Nuova giornata di tensione in carcere a Rieti. Secondo quanto denuncia il Sappe, un detenuto è salito stamattina sul tetto del carcere per inscenare una protesta. Come spiega Maurizio Somma, segretario nazionale per il Lazio del Sindacato Autonomo Polizia Penitenziaria, “l’uomo, senza dare motivazioni e rifiutando il dialogo, è salito sul tetto del carcere. Sono momenti di grande tensione ma è comunque stato pronto e tempestivo l’intervento dei poliziotti penitenziari, che hanno monitorato la situazione ed hanno interagito con l’uomo”.

“Si sono vissuti momenti di grande tensione, ma sono stati gestiti al meglio dal Personale in servizio di Polizia Penitenziaria”, evidenzia il Segretario Generale Donato Capece, il quale evidenzia come la protesta del detenuto salito sul tetto del carcere di Rieti è “sintomatica del fatto che le tensioni e le criticità nel sistema dell’esecuzione della pena in Italia restano costanti, a tutto danno dello stress correlato delle donne e degli uomini del Corpo”.

“Stiamo parlando di poliziotti che fanno servizio in sezioni al limite (e oltre…) le condizioni minime di salubrità, che sono costretti a fare ore e ore di straordinario ogni giorno per far fronte ai compiti istituzionali, che non hanno neppure gli strumenti utili a garantire la loro stessa incolumità fisica, come può essere il taser”, prosegue il leader del Sappe.
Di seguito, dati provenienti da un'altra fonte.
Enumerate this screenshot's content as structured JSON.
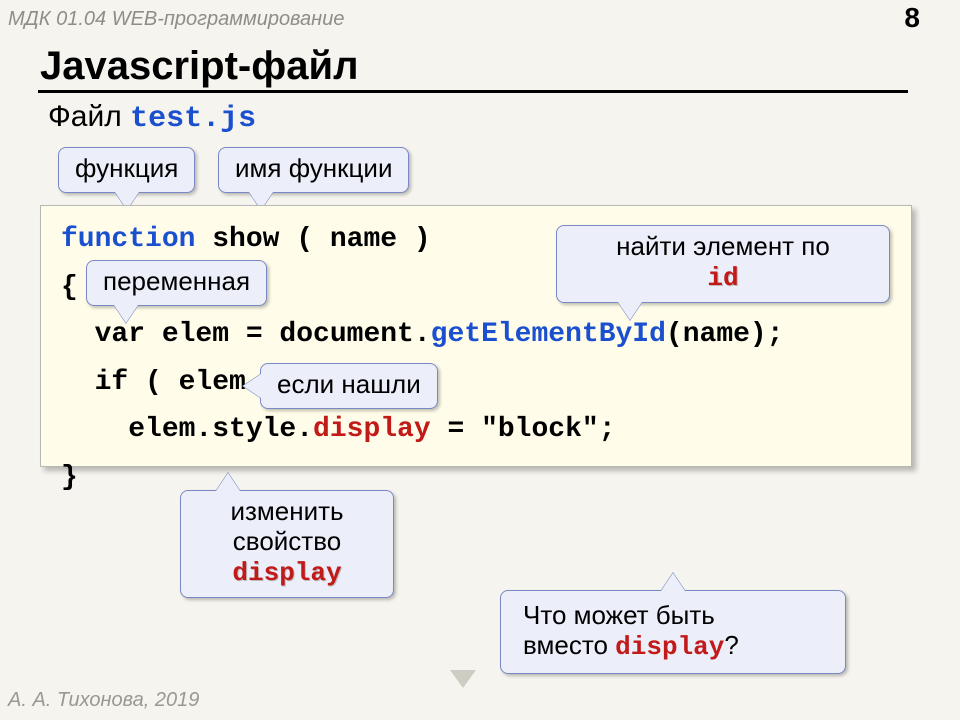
{
  "course": "МДК 01.04 WEB-программирование",
  "page": "8",
  "heading": "Javascript-файл",
  "subtitle_prefix": "Файл ",
  "subtitle_file": "test.js",
  "bubbles": {
    "func": "функция",
    "fname": "имя функции",
    "var": "переменная",
    "findById_line1": "найти элемент по",
    "findById_id": "id",
    "found": "если нашли",
    "changeProp_line1": "изменить",
    "changeProp_line2": "свойство",
    "changeProp_display": "display",
    "question_line1": "Что может быть",
    "question_line2a": "вместо ",
    "question_line2b": "display",
    "question_line2c": "?"
  },
  "code": {
    "l1a": "function",
    "l1b": " show ( name )",
    "l2": "{",
    "l3a": "  var elem = document.",
    "l3b": "getElementById",
    "l3c": "(name);",
    "l4": "  if ( elem )",
    "l5a": "    elem.style.",
    "l5b": "display",
    "l5c": " = \"block\";",
    "l6": "}"
  },
  "footer": "А. А. Тихонова, 2019"
}
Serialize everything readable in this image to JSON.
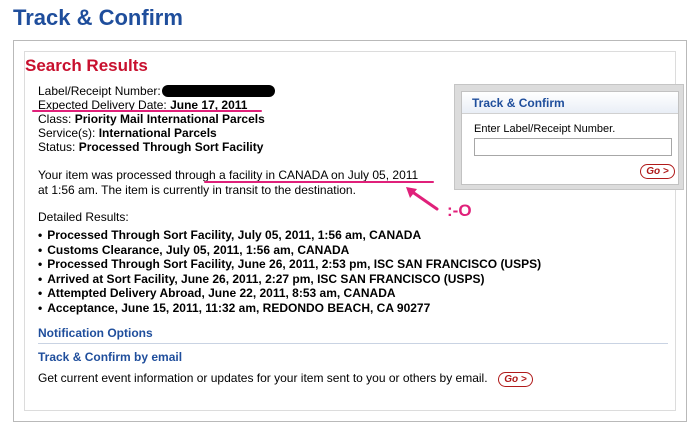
{
  "page": {
    "title": "Track & Confirm"
  },
  "results": {
    "heading": "Search Results",
    "label_prefix": "Label/Receipt Number:",
    "expected_label": "Expected Delivery Date:",
    "expected_value": "June 17, 2011",
    "class_label": "Class:",
    "class_value": "Priority Mail International Parcels",
    "services_label": "Service(s):",
    "services_value": "International Parcels",
    "status_label": "Status:",
    "status_value": "Processed Through Sort Facility",
    "summary_line1": "Your item was processed through a facility in CANADA on July 05, 2011",
    "summary_line2": "at 1:56 am. The item is currently in transit to the destination.",
    "detailed_label": "Detailed Results:",
    "events": [
      "Processed Through Sort Facility, July 05, 2011, 1:56 am, CANADA",
      "Customs Clearance, July 05, 2011, 1:56 am, CANADA",
      "Processed Through Sort Facility, June 26, 2011, 2:53 pm, ISC SAN FRANCISCO (USPS)",
      "Arrived at Sort Facility, June 26, 2011, 2:27 pm, ISC SAN FRANCISCO (USPS)",
      "Attempted Delivery Abroad, June 22, 2011, 8:53 am, CANADA",
      "Acceptance, June 15, 2011, 11:32 am, REDONDO BEACH, CA 90277"
    ]
  },
  "notification": {
    "title": "Notification Options",
    "email_title": "Track & Confirm by email",
    "email_desc": "Get current event information or updates for your item sent to you or others by email.",
    "go_label": "Go >"
  },
  "side_panel": {
    "title": "Track & Confirm",
    "input_label": "Enter Label/Receipt Number.",
    "input_value": "",
    "go_label": "Go >"
  },
  "annotation": {
    "reaction": ":-O",
    "color": "#e0207a"
  }
}
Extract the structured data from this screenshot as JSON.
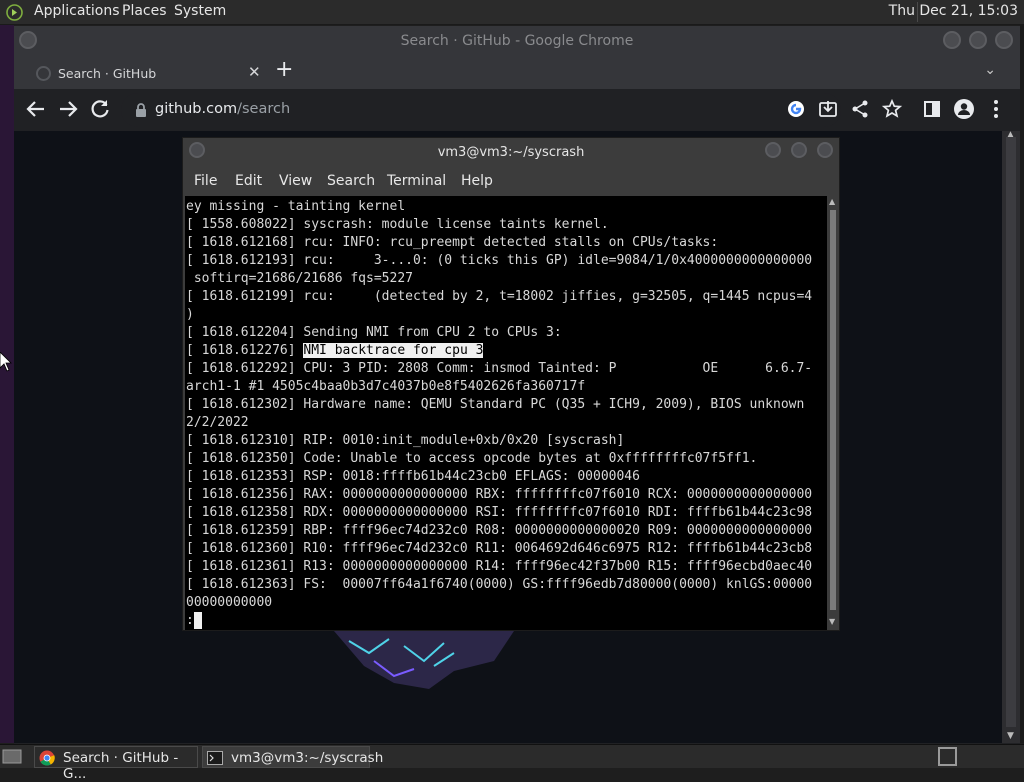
{
  "top_panel": {
    "menus": [
      "Applications",
      "Places",
      "System"
    ],
    "clock": "Thu Dec 21, 15:03"
  },
  "chrome": {
    "window_title": "Search · GitHub - Google Chrome",
    "tab_title": "Search · GitHub",
    "url_host": "github.com",
    "url_path": "/search"
  },
  "terminal": {
    "title": "vm3@vm3:~/syscrash",
    "menus": [
      "File",
      "Edit",
      "View",
      "Search",
      "Terminal",
      "Help"
    ],
    "lines_before": [
      "ey missing - tainting kernel",
      "[ 1558.608022] syscrash: module license taints kernel.",
      "[ 1618.612168] rcu: INFO: rcu_preempt detected stalls on CPUs/tasks:",
      "[ 1618.612193] rcu:     3-...0: (0 ticks this GP) idle=9084/1/0x4000000000000000",
      " softirq=21686/21686 fqs=5227",
      "[ 1618.612199] rcu:     (detected by 2, t=18002 jiffies, g=32505, q=1445 ncpus=4",
      ")",
      "[ 1618.612204] Sending NMI from CPU 2 to CPUs 3:"
    ],
    "highlight_prefix": "[ 1618.612276] ",
    "highlight_text": "NMI backtrace for cpu 3",
    "lines_after": [
      "[ 1618.612292] CPU: 3 PID: 2808 Comm: insmod Tainted: P           OE      6.6.7-",
      "arch1-1 #1 4505c4baa0b3d7c4037b0e8f5402626fa360717f",
      "[ 1618.612302] Hardware name: QEMU Standard PC (Q35 + ICH9, 2009), BIOS unknown",
      "2/2/2022",
      "[ 1618.612310] RIP: 0010:init_module+0xb/0x20 [syscrash]",
      "[ 1618.612350] Code: Unable to access opcode bytes at 0xffffffffc07f5ff1.",
      "[ 1618.612353] RSP: 0018:ffffb61b44c23cb0 EFLAGS: 00000046",
      "[ 1618.612356] RAX: 0000000000000000 RBX: ffffffffc07f6010 RCX: 0000000000000000",
      "[ 1618.612358] RDX: 0000000000000000 RSI: ffffffffc07f6010 RDI: ffffb61b44c23c98",
      "[ 1618.612359] RBP: ffff96ec74d232c0 R08: 0000000000000020 R09: 0000000000000000",
      "[ 1618.612360] R10: ffff96ec74d232c0 R11: 0064692d646c6975 R12: ffffb61b44c23cb8",
      "[ 1618.612361] R13: 0000000000000000 R14: ffff96ec42f37b00 R15: ffff96ecbd0aec40",
      "[ 1618.612363] FS:  00007ff64a1f6740(0000) GS:ffff96edb7d80000(0000) knlGS:00000",
      "00000000000"
    ],
    "prompt": ":"
  },
  "taskbar": {
    "tasks": [
      "Search · GitHub - G...",
      "vm3@vm3:~/syscrash"
    ]
  },
  "colors": {
    "chrome_frame": "#35363a",
    "terminal_bg": "#000000",
    "terminal_fg": "#d8d8d8"
  }
}
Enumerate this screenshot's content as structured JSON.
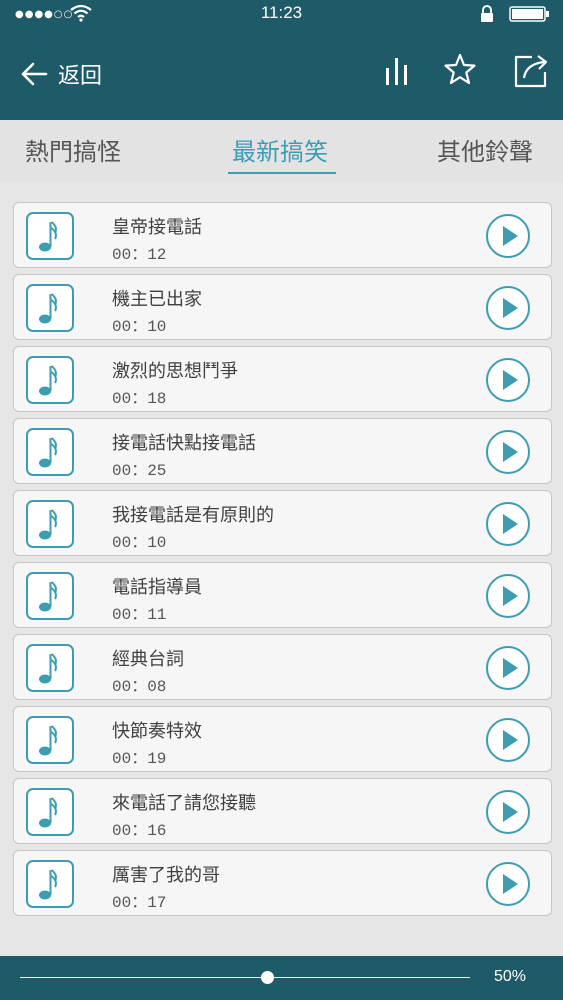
{
  "status_bar": {
    "time": "11:23",
    "signal": "●●●●○○"
  },
  "header": {
    "back_label": "返回",
    "icons": [
      "back-arrow-icon",
      "equalizer-icon",
      "star-icon",
      "share-icon"
    ]
  },
  "tabs": [
    {
      "label": "熱門搞怪",
      "active": false
    },
    {
      "label": "最新搞笑",
      "active": true
    },
    {
      "label": "其他鈴聲",
      "active": false
    }
  ],
  "ringtones": [
    {
      "title": "皇帝接電話",
      "duration": "00：12"
    },
    {
      "title": "機主已出家",
      "duration": "00：10"
    },
    {
      "title": "激烈的思想鬥爭",
      "duration": "00：18"
    },
    {
      "title": "接電話快點接電話",
      "duration": "00：25"
    },
    {
      "title": "我接電話是有原則的",
      "duration": "00：10"
    },
    {
      "title": "電話指導員",
      "duration": "00：11"
    },
    {
      "title": "經典台詞",
      "duration": "00：08"
    },
    {
      "title": "快節奏特效",
      "duration": "00：19"
    },
    {
      "title": "來電話了請您接聽",
      "duration": "00：16"
    },
    {
      "title": "厲害了我的哥",
      "duration": "00：17"
    }
  ],
  "volume": {
    "label": "50%",
    "value": 0.5
  },
  "colors": {
    "header_bg": "#1f5a68",
    "accent": "#3d9db0",
    "list_bg": "#e6e6e6"
  }
}
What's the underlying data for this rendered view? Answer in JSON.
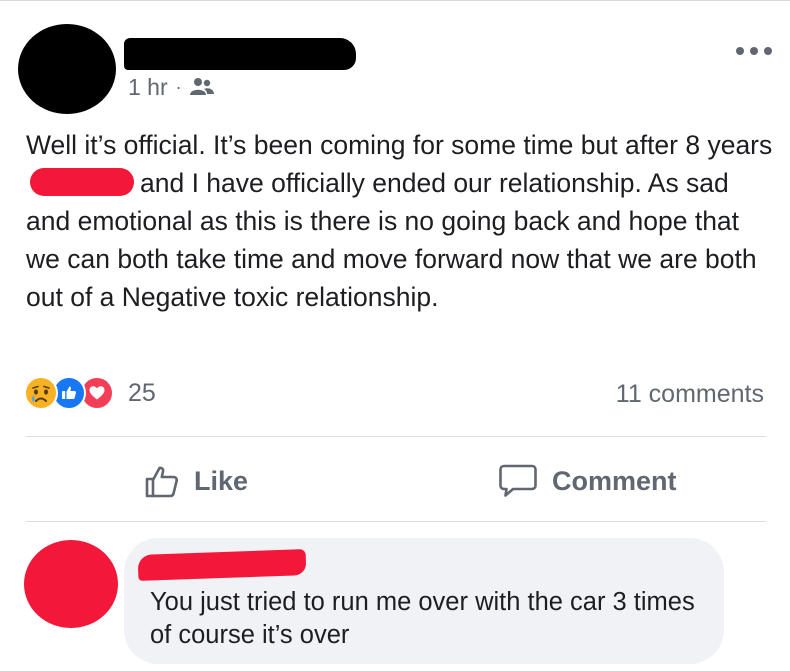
{
  "post": {
    "timestamp": "1 hr",
    "separator": "·",
    "audience_icon": "friends-icon",
    "text_part1": "Well it’s official.  It’s been coming for some time but after 8 years",
    "text_part2": "and I have officially ended our relationship. As sad and emotional as this is there is no going back and hope that we can both take time and move forward now that we are both out of a Negative toxic relationship."
  },
  "reactions": {
    "types": [
      "sad",
      "like",
      "love"
    ],
    "count": "25"
  },
  "comments_summary": "11 comments",
  "actions": {
    "like_label": "Like",
    "comment_label": "Comment"
  },
  "comment": {
    "text": "You just tried to run me over with the car 3 times of course it’s over"
  },
  "colors": {
    "redaction_black": "#000000",
    "redaction_red": "#f3173a",
    "secondary_text": "#606770",
    "like_blue": "#1877f2",
    "love_red": "#f33e58",
    "sad_yellow": "#f7b125",
    "bubble_bg": "#f0f2f5"
  }
}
Capece sollecita “provvedimenti urgenti” e ricorda che giovedì scorso ha incontrato a Palazzo Chigi il presidente del Consiglio dei ministri Giorgia Meloni: “nessuna indulgenza verso chi aggredisce i nostri poliziotti. In questo senso va nella giusta direzione il nuovo Decreto Sicurezza del Governo, là dove prevede proprio un inasprimento di pena per i detenuti che aggrediscono il personale di Polizia Penitenziaria durante la permanenza e l’espiazione di pena in carcere”. Capece ricorda di avere espresso nei giorni scorsi “apprezzamento anche per l’impegno assunto dal Ministro della Giustizia Carlo Nordio e dal suo omologo albanese Ulsi Manja che consentirà il trasferimento, presso gli istituti di pena del Paese d’origine, dei 1.940 detenuti albanesi ad oggi ristretti nelle carceri italiane”.